Minimum Spanning Tree

Supported Graph Characteristics

Weighted edges

Directed edges

Undirected edges

Homogeneous vertex types

Heterogeneous vertex types

Algorithm link: Minimum Spanning Tree

Given an undirected and connected graph, a minimum spanning tree is a set of edges that can connect all the vertices in the graph with the minimal sum of edge weights. The library implements a parallel version of Prim’s algorithm:

  1. Start with a set A = { a single vertex seed }

  2. For all vertices in A, select a vertex y such that

    1. y is not in A, and

    2. There is an edge from y to a vertex x in A, and

    3. The weight of the edge e(x,y) is the smallest among all eligible pairs (x,y).

  3. Add y to A, and add the edge (x,y) to MST.

  4. Repeat steps 2 and 3 until A has all vertices in the graph.

If the user specifies a source vertex, this will be used as the seed. Otherwise, the algorithm will select a random seed vertex.

Notes

If the graph contains multiple components (i.e., some vertices are disconnected from the rest of the graph), then the algorithm will span only the component of the seed vertex.
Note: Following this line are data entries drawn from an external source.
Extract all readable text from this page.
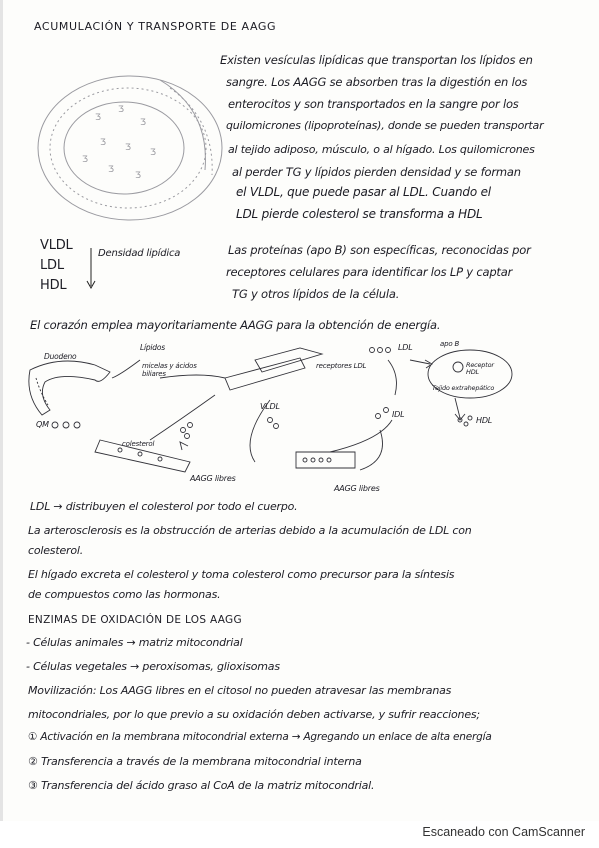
ACUMULACIÓN Y TRANSPORTE DE AAGG
Ʒ
Ʒ
Ʒ
Ʒ Ʒ Ʒ
Ʒ
Ʒ
Ʒ
Existen vesículas lipídicas que transportan los lípidos en
sangre. Los AAGG se absorben tras la digestión en los
enterocitos y son transportados en la sangre por los
quilomicrones (lipoproteínas), donde se pueden transportar
al tejido adiposo, músculo, o al hígado. Los quilomicrones
al perder TG y lípidos pierden densidad y se forman
el VLDL, que puede pasar al LDL. Cuando el
LDL pierde colesterol se transforma a HDL
VLDL
LDL
HDL
Densidad lipídica	Las proteínas (apo B) son específicas, reconocidas por
receptores celulares para identificar los LP y captar
TG y otros lípidos de la célula.
El corazón emplea mayoritariamente AAGG para la obtención de energía.
Duodeno
Lípidos
micelas y ácidos biliares
QM
colesterol
AAGG libres
AAGG libres
VLDL
LDL
IDL
HDL
apo B
receptores LDL	Receptor HDL
Tejido extrahepático
LDL → distribuyen el colesterol por todo el cuerpo.
La arterosclerosis es la obstrucción de arterias debido a la acumulación de LDL con
colesterol.
El hígado excreta el colesterol y toma colesterol como precursor para la síntesis
de compuestos como las hormonas.
ENZIMAS DE OXIDACIÓN DE LOS AAGG
- Células animales → matriz mitocondrial
- Células vegetales → peroxisomas, glioxisomas
Movilización: Los AAGG libres en el citosol no pueden atravesar las membranas
mitocondriales, por lo que previo a su oxidación deben activarse, y sufrir reacciones;
① Activación en la membrana mitocondrial externa → Agregando un enlace de alta energía
② Transferencia a través de la membrana mitocondrial interna
③ Transferencia del ácido graso al CoA de la matriz mitocondrial.
Escaneado con CamScanner
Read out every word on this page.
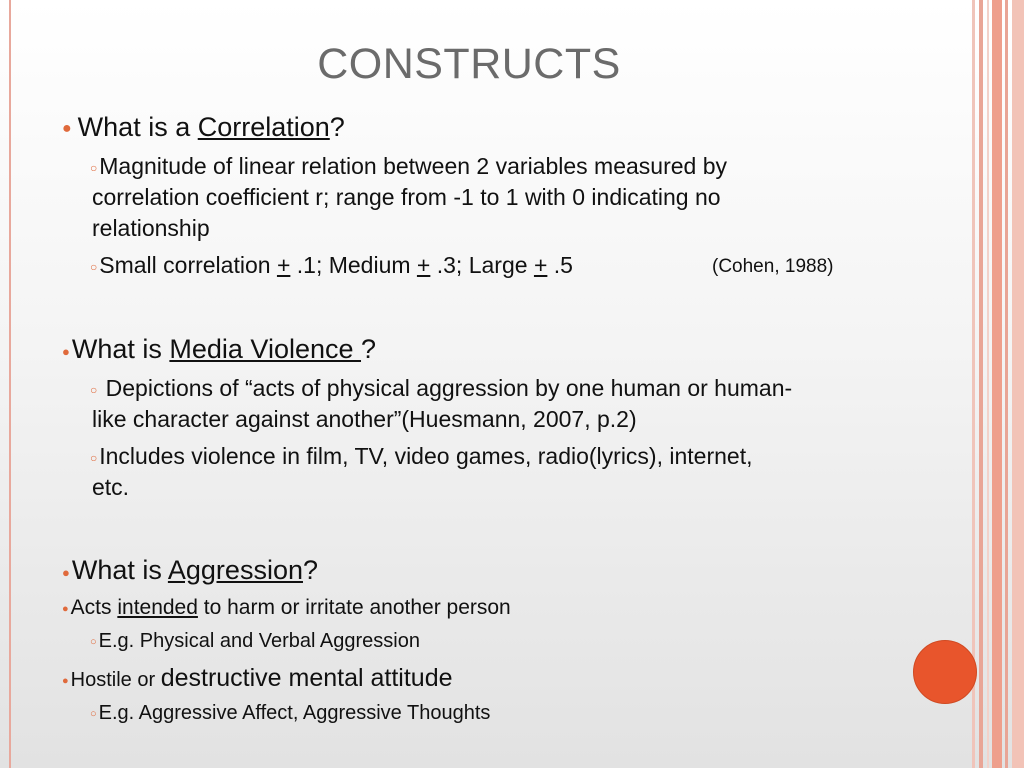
CONSTRUCTS
● What is a Correlation?
○Magnitude of linear relation between 2 variables measured by
correlation coefficient r; range from -1 to 1 with 0 indicating no
relationship
○Small correlation + .1; Medium + .3; Large + .5	(Cohen, 1988)
●What is Media Violence ?
○ Depictions of “acts of physical aggression by one human or human-
like character against another”(Huesmann, 2007, p.2)
○Includes violence in film, TV, video games, radio(lyrics), internet,
etc.
●What is Aggression?
●Acts intended to harm or irritate another person
○ E.g. Physical and Verbal Aggression
● Hostile or destructive mental attitude
○ E.g. Aggressive Affect, Aggressive Thoughts
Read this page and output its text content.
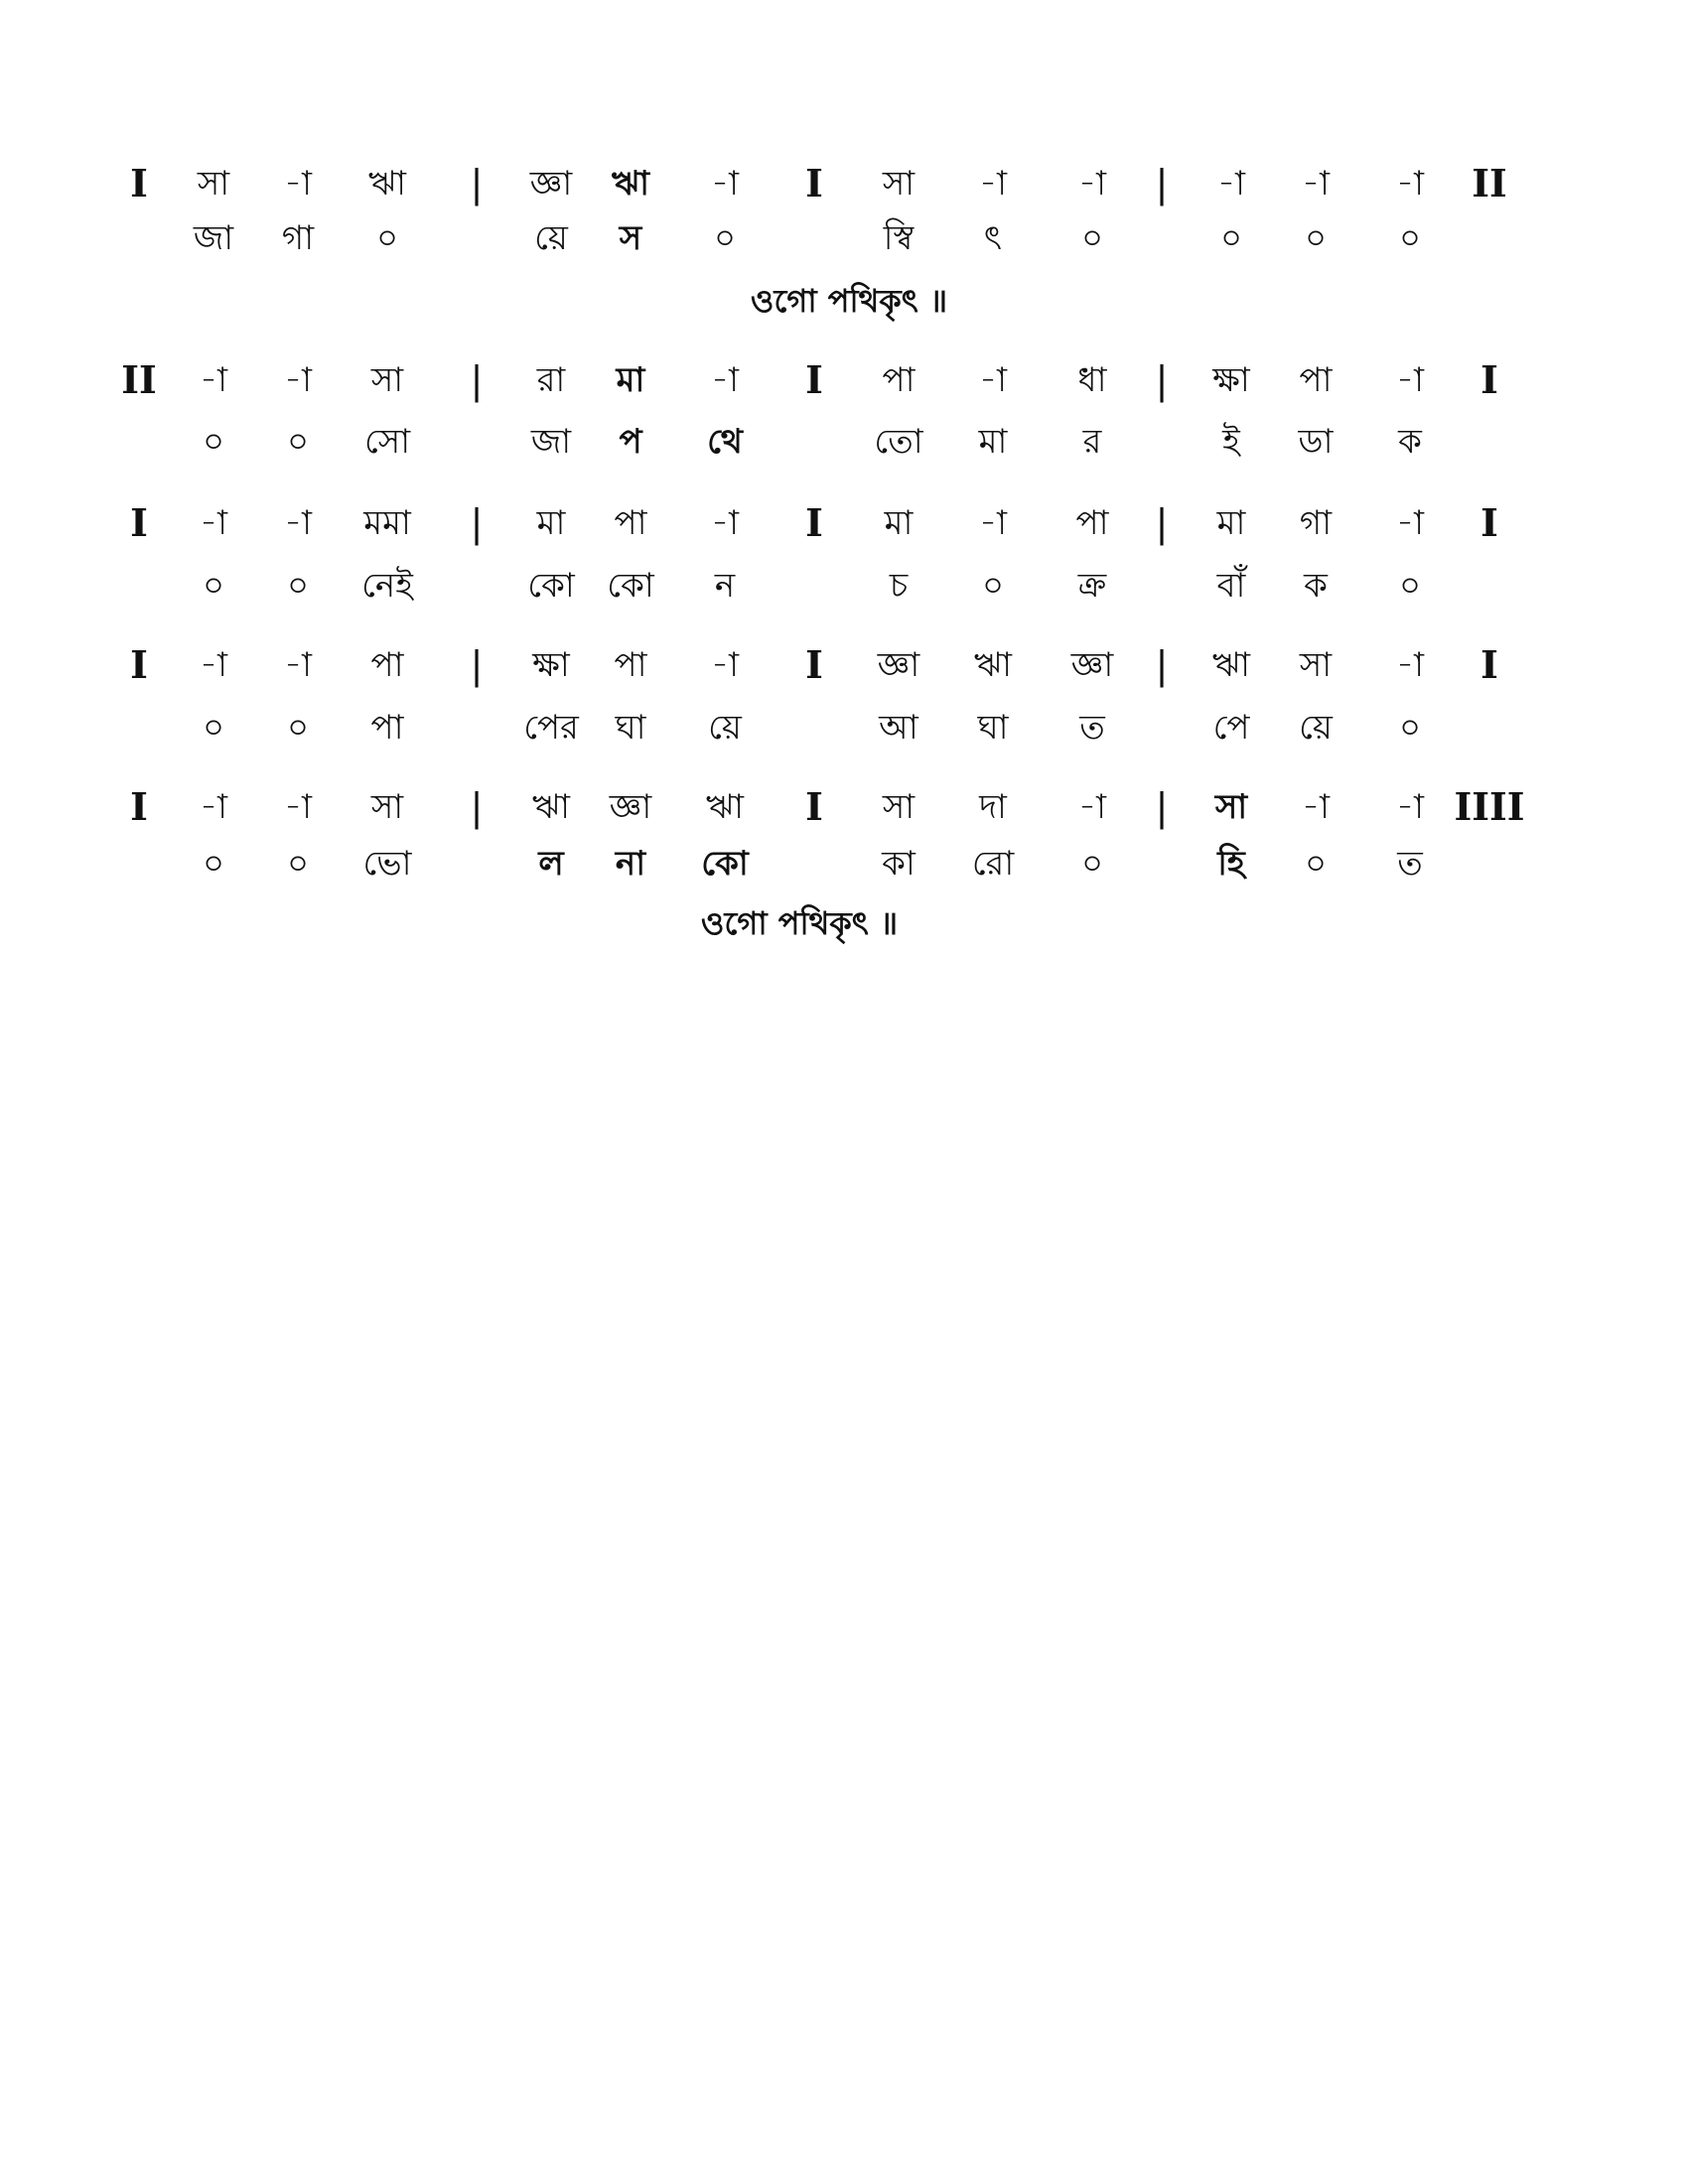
I সা -া ঋা | জ্ঞা ঋা -া I সা -া -া | -া -া -া II
জা গা ০	য়ে স ০	স্বি ৎ ০	০ ০ ০
ওগো পথিকৃৎ ॥
II -া -া সা | রা মা -া I পা -া ধা | ক্ষা পা -া I
০ ০ সো	জা প থে	তো মা র	ই ডা ক
I -া -া মমা | মা পা -া I মা -া পা | মা গা -া I
০ ০ নেই	কো কো ন	চ ০ ক্র	বাঁ ক ০
I -া -া পা | ক্ষা পা -া I জ্ঞা ঋা জ্ঞা | ঋা সা -া I
০ ০ পা	পের ঘা য়ে	আ ঘা ত	পে য়ে ০
I -া -া সা | ঋা জ্ঞা ঋা I সা দা -া | সা -া -া IIII
০ ০ ভো	ল না কো	কা রো ০	হি ০ ত
ওগো পথিকৃৎ ॥
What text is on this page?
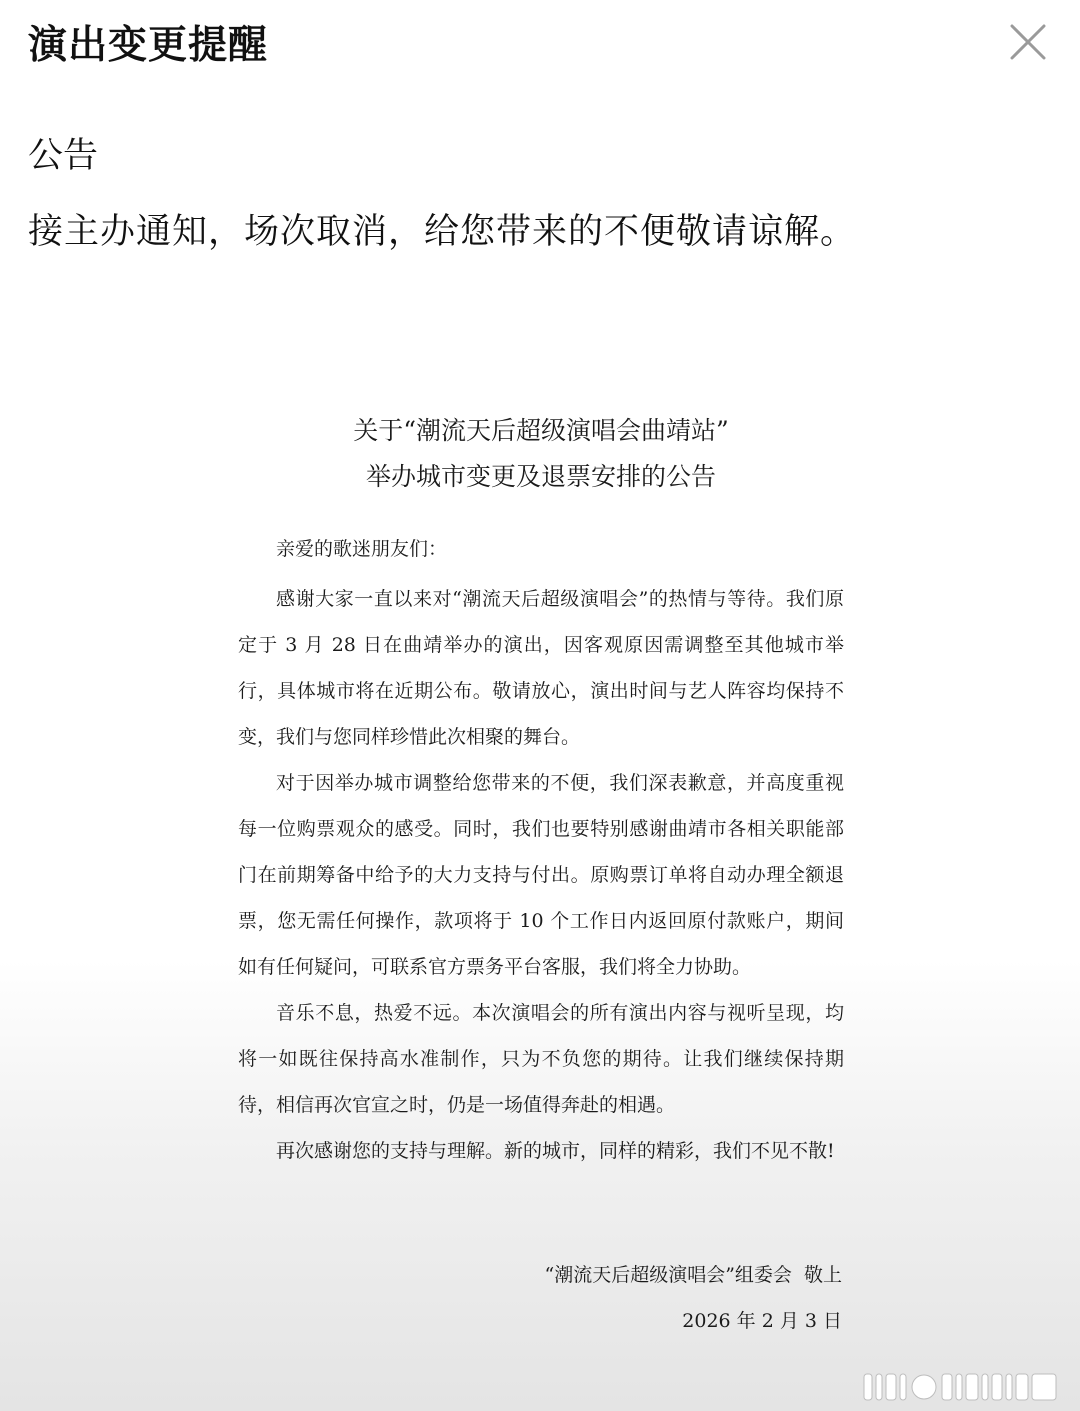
演出变更提醒
公告
接主办通知，场次取消，给您带来的不便敬请谅解。
关于“潮流天后超级演唱会曲靖站”
举办城市变更及退票安排的公告

亲爱的歌迷朋友们：

感谢大家一直以来对“潮流天后超级演唱会”的热情与等待。我们原定于 3 月 28 日在曲靖举办的演出，因客观原因需调整至其他城市举行，具体城市将在近期公布。敬请放心，演出时间与艺人阵容均保持不变，我们与您同样珍惜此次相聚的舞台。

对于因举办城市调整给您带来的不便，我们深表歉意，并高度重视每一位购票观众的感受。同时，我们也要特别感谢曲靖市各相关职能部门在前期筹备中给予的大力支持与付出。原购票订单将自动办理全额退票，您无需任何操作，款项将于 10 个工作日内返回原付款账户，期间如有任何疑问，可联系官方票务平台客服，我们将全力协助。

音乐不息，热爱不远。本次演唱会的所有演出内容与视听呈现，均将一如既往保持高水准制作，只为不负您的期待。让我们继续保持期待，相信再次官宣之时，仍是一场值得奔赴的相遇。

再次感谢您的支持与理解。新的城市，同样的精彩，我们不见不散!

“潮流天后超级演唱会”组委会  敬上
2026 年 2 月 3 日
If you do not have a preferred vertex, and the graph might have more than one component, then you should use the Minimum Spanning Forest algorithm instead.

Specifications

tg_mst (VERTEX opt_source, SET<STRING> v_type, SET<STRING> e_type,
  STRIN wt_attr, STRING wt_type, INT max_iter = -1,
  BOOL print_accum = TRUE, STRING result_attr = "", STRING file_path = "")

Parameters

Parameter Description Default

VERTEX opt_source

ID of a source vertex (optional)

(empty set of strings)

SET<STRING> v_type

Names of vertex types to use

(empty set of strings)

SET<STRING> e_type

Names of edge types to use

(empty set of strings)

STRING wt_attr

Name of edge weight attribute

(empty string)

STRING wt_type

Data type of edge weight attribute (must be INT, FLOAT, or DOUBLE)

(empty string)

INT max_iter

Maximum number of edges to include. If less than the number of vertices minus 1, then the result is not a true spanning tree.

-1

BOOL print_accum

If True, output JSON to standard output

True

STRING result_attr

If not empty, store result values (BOOL) to this attribute

(empty string)

STRING file_path

If not empty, write output to this file.

(empty string)

Output

Computes a minimum spanning tree. If the JSON or file output selected, the output is the set of edges that form the MST. If the result_attr option is selected, the edges which are part of the MST are tagged True; other edges are tagged False.

Result size

\$V-1\$, or the number of vertices minus 1

Time complexity

This algorithm has a time complexity of \$O(V^2)\$, where \$V\$ is equal to the number of vertices.

Example

In the graph social10, we consider only the undirected Coworker edges.

Visualized results of example graph social10 graph with Coworker edges

This graph has 3 components. Minimum Spanning Tree finds a tree for one component, so which component it will work on depends on what vertex we give as the starting point.

If we select Fiona, George, Howard, or Ivy as the start vertex, then it works on the 4-vertex component on the left. You can start from any vertex in the component and get the same or an equivalent MST result.

The figure below shows the result of

# Use _ for default values
RUN QUERY mst(("Ivy", "Person"), ["Person"], ["Coworker"] "weight", "INT",
_, _, _, _)

Note that the value for the one vertex is ("Ivy", "Person"). In GSQL, this 2-tuple format which explicitly gives the vertex type is used when the query is written to accept a vertex of any type.

Visualized results of example query on social10 graph

File output:

From,To,Weight
Ivy,Fiona,6
Ivy,Howard,4
Ivy,George,4

The attribute version requires a boolean attribute on the edge, and it will assign the attribute to "true" if that edge is selected in the MST:

Visualized results of example query on social10 graph